The value of monitoring lamotrigine concentrations has not been established. Due to pharmacokinetics between lamotrigine and other drugs and their effect on lamotrigine concentration, clinical judgment must be exercised during concomitant use if there are concerns in regards to lamotrigine levels.
Labs should include pertinent serum levels of concurrent anticonvulsants, as well as liver function testing, and renal function assessments. Ample time should be spent educating patients on monitoring themselves for hypersensitivity, particularly rashes or other skin changes occurring near or on the mucosa. Patient education should also include discussing how to monitor for changes in seizures and their frequency and duration. Patients should also be informed to monitor for changes in suicidality including suicidal thoughts and increased desire to commit suicide. Finally, patients should be educated to monitor for signs/symptoms of aseptic meningitis.

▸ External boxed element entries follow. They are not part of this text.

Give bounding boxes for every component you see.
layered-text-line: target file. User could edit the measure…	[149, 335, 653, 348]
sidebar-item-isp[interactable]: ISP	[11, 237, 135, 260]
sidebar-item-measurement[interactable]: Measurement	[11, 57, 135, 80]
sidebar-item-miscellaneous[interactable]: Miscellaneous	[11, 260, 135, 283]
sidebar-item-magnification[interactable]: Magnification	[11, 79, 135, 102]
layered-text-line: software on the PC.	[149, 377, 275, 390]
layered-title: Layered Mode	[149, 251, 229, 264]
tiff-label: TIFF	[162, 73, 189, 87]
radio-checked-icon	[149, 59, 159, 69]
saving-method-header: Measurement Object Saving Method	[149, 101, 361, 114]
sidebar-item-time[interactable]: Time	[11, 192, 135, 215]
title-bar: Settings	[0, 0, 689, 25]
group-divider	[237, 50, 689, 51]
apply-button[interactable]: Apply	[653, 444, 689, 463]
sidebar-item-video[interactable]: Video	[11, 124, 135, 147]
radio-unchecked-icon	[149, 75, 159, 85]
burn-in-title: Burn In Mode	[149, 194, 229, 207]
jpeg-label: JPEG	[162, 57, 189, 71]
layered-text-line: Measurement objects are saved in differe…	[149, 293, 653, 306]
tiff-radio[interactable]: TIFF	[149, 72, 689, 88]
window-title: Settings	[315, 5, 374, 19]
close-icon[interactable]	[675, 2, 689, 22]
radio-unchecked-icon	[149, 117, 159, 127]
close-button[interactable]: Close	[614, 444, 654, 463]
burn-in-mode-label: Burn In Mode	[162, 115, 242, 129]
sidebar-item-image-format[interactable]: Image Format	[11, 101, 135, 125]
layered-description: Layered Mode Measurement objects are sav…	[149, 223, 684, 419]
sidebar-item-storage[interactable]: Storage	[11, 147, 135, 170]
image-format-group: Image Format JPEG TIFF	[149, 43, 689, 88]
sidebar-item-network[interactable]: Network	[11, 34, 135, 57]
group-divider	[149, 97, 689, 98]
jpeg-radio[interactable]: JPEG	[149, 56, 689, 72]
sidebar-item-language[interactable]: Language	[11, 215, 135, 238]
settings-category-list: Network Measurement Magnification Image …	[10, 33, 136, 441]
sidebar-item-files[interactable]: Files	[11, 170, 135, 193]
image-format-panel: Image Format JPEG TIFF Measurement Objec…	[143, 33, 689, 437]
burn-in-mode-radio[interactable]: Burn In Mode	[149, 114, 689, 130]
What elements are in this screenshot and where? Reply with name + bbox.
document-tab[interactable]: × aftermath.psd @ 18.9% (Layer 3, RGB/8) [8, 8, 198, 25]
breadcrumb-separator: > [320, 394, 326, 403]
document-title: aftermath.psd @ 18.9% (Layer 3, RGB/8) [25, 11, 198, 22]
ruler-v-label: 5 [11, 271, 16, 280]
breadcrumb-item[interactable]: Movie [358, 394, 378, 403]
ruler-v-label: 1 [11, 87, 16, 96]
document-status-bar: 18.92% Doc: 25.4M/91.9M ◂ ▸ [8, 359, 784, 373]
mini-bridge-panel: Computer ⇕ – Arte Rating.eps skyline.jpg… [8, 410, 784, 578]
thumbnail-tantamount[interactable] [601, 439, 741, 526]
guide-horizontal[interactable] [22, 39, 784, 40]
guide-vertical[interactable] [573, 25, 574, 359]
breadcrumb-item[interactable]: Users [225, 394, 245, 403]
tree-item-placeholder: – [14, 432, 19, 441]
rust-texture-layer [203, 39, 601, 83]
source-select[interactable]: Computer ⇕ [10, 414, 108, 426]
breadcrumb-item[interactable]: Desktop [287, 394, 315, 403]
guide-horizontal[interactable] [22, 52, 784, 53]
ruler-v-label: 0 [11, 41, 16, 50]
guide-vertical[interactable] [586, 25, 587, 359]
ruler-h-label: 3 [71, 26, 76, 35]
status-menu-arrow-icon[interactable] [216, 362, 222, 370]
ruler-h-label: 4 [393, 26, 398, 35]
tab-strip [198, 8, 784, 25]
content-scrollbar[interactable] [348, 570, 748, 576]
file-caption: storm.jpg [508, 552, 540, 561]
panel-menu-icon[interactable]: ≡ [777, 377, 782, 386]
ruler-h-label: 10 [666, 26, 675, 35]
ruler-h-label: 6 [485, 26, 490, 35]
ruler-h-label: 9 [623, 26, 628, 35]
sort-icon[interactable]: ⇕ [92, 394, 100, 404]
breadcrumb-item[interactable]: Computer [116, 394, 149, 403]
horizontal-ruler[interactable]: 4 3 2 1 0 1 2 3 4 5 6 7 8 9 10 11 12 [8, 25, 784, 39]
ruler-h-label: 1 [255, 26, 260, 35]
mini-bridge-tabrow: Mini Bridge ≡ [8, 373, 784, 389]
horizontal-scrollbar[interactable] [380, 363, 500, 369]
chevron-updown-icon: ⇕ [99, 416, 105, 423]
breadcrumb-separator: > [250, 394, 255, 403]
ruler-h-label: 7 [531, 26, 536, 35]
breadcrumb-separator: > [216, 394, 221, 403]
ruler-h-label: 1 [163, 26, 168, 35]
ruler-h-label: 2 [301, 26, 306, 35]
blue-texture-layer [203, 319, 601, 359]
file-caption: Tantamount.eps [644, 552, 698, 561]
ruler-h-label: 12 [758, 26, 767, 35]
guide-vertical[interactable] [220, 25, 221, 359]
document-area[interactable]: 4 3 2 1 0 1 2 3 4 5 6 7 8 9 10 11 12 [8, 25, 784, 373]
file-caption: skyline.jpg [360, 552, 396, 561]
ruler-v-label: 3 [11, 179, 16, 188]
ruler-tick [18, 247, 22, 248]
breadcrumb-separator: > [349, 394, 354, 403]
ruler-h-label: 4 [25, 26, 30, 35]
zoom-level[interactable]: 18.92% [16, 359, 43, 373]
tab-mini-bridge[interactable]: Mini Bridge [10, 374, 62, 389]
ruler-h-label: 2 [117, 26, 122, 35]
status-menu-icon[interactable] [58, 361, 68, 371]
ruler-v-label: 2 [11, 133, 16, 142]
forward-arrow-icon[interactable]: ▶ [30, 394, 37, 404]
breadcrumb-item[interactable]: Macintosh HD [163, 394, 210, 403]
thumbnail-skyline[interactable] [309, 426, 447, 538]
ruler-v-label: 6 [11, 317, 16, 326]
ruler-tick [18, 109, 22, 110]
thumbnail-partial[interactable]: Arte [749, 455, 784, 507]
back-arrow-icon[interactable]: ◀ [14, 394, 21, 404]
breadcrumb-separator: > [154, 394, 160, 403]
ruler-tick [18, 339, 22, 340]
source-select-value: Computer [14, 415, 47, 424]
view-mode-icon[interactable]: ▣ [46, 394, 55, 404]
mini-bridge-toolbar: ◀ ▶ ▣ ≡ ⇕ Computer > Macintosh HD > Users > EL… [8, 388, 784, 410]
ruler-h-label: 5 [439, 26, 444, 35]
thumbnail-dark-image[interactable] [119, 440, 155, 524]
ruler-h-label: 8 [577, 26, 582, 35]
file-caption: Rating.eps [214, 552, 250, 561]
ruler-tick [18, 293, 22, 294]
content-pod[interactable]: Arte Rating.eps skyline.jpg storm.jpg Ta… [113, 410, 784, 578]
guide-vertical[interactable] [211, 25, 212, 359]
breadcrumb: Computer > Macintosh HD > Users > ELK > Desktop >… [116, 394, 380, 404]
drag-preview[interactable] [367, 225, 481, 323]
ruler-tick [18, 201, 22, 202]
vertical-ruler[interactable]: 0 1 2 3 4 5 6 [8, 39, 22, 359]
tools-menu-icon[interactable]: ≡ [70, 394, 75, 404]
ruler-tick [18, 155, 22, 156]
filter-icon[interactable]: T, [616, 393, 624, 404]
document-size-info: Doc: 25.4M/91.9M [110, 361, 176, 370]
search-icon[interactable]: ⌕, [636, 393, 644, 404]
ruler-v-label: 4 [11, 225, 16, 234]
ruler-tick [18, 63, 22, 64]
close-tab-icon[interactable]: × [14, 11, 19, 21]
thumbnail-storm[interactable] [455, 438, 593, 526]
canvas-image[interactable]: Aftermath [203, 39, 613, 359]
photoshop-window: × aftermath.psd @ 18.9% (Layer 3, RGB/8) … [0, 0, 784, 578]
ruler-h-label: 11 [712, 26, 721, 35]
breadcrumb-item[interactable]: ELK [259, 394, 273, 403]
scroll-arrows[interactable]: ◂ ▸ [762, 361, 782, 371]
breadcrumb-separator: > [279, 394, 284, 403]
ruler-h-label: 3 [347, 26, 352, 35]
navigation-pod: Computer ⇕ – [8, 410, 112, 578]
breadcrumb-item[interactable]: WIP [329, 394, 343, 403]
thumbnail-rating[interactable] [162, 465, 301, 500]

In excessive lamotrigine overdoses, some reported to be as high as 16g; fatalities have been observed following complications including seizures, coma and conduction abnormalities. Immediate-release lamotrigine is rapidly absorbed, and emesis may not be indicated in this instance. However, hospitalization and supportive care are indicated, as well as the usual precautions to protect the airway. There is no known specific antidote for lamotrigine toxicity.
Lamotrigine is often prescribed by the primary care provider, nurse practitioner, internist, neurologist and the pain specialist for the treatment of several other disorders besides seizures. However, all prescribers should be aware of the United States Boxed Warning which states that Lamotrigine can cause serious rashes requiring hospitalization and discontinuation of this medication. Rash severity varies but includes a risk for Stevens-Johnson syndrome. It should also be noted that the discontinuation of lamotrigine may not prevent a rash from becoming life-threatening and patient education should include continuous monitoring of the rash for improvement after the discontinuation of the medication.